Sinan Ateş’in eşi Ayşe AteşFotoğraf: ANKA

Cinayette evrakında isimleri ayrılanlar kim?

Sinan Ateş’in takip edilmesi buyruğunu veren ve hakkında yurt dışı çıkış yasağı kararı bulunan kuşkulu Ülkü Ocakları Genel Başkanı Ahmet Yiğit Yıldırım’ın ortasında bulunduğu 17 tutuksuz şüphelinin belgesi ayrıldı. Bu şahıslara dava açılmadı. Bunlar ortasında Sinan Ateş’e ait bilgi toplama sürecinde misyon alan Ülkü Ocakları Genel Lider Yardımcısı Burak Kılıç, Ankara Ülkü Ocakları Başkanı Ömer Şanlı, İl Lider Yardımcısı Suat Yılmazzobu, eski Çubuk Ülkü Ocakları Başkanı Gürsel Horat da yer aldı.

Olcay Kılavuz’un cinayet belgesindeki pozisyonu ne?

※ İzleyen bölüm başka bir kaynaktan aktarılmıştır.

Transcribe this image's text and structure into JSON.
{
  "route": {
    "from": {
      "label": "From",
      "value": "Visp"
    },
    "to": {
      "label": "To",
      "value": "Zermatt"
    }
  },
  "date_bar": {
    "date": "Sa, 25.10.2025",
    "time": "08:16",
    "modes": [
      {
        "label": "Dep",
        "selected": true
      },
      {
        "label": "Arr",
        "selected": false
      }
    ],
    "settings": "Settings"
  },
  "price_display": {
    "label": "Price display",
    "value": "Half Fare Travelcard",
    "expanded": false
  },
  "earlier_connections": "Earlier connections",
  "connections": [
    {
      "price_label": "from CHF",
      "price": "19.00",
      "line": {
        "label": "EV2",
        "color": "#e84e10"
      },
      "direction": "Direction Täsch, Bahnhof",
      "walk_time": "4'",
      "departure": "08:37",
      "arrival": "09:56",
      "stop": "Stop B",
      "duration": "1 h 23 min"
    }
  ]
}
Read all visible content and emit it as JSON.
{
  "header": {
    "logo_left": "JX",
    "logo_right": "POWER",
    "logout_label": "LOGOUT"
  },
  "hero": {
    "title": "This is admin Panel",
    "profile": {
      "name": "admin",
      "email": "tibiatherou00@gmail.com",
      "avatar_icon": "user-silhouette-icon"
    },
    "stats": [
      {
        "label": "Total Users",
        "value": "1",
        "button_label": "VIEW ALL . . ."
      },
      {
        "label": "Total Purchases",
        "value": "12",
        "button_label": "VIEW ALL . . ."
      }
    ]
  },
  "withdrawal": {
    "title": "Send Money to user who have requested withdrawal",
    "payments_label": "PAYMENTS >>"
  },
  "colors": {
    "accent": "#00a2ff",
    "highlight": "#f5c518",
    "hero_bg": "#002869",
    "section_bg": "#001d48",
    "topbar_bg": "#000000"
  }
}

Sinan Ateş cinayeti soruşturmasında kuşkulu olan devrin MHP Mersin Milletvekili Olcay Kılavuz ise birinci olarak Tolgahan Demirbaş’ı Bağlıca’daki konutunda sakladığı olayla gündeme geldi. Buna nazaran, Demirbaş’ın Bağlıca’daki konutta olduğunu tespit eden cinayet ofis polisleri, 31 Aralık gecesi kapıyı çaldığında Kılavuz’un direnişle karşılaştı. Kılavuz’un polislere “Siz gidin ağababanız gelsin” dediği argüman edildi. Polislerin ısrarı üzerine Demirbaş gözaltına alındı. Lakin polisler, Demirbaş’ın Kılavuz’un bulunduğu meskende gözaltına alındığına ait tutanak tutmadı. Bunun yerine Demirbaş’ın Bağlıca’da bir sokakta araç içerisindeyken gözaltına alındığı biçiminde bir tutanak imzalandı. Öteki yandan evraka giren eksper raporunda Kılavuz’un cinayetten sonra saat 14.07 ve 14.13’te Demirbaş’ı iki sefer aradığı tespit edildi. Akşam saatlerinde ise telefonundan Bağlıca’daki bir pozisyonu aratan Demirbaş, saat 22.35 ve 22.37’de Olcay Kılavuz ile 2 görüşme daha gerçekleştirdi.

DW Türkçe’ye manisiz nasıl ulaşabilirim?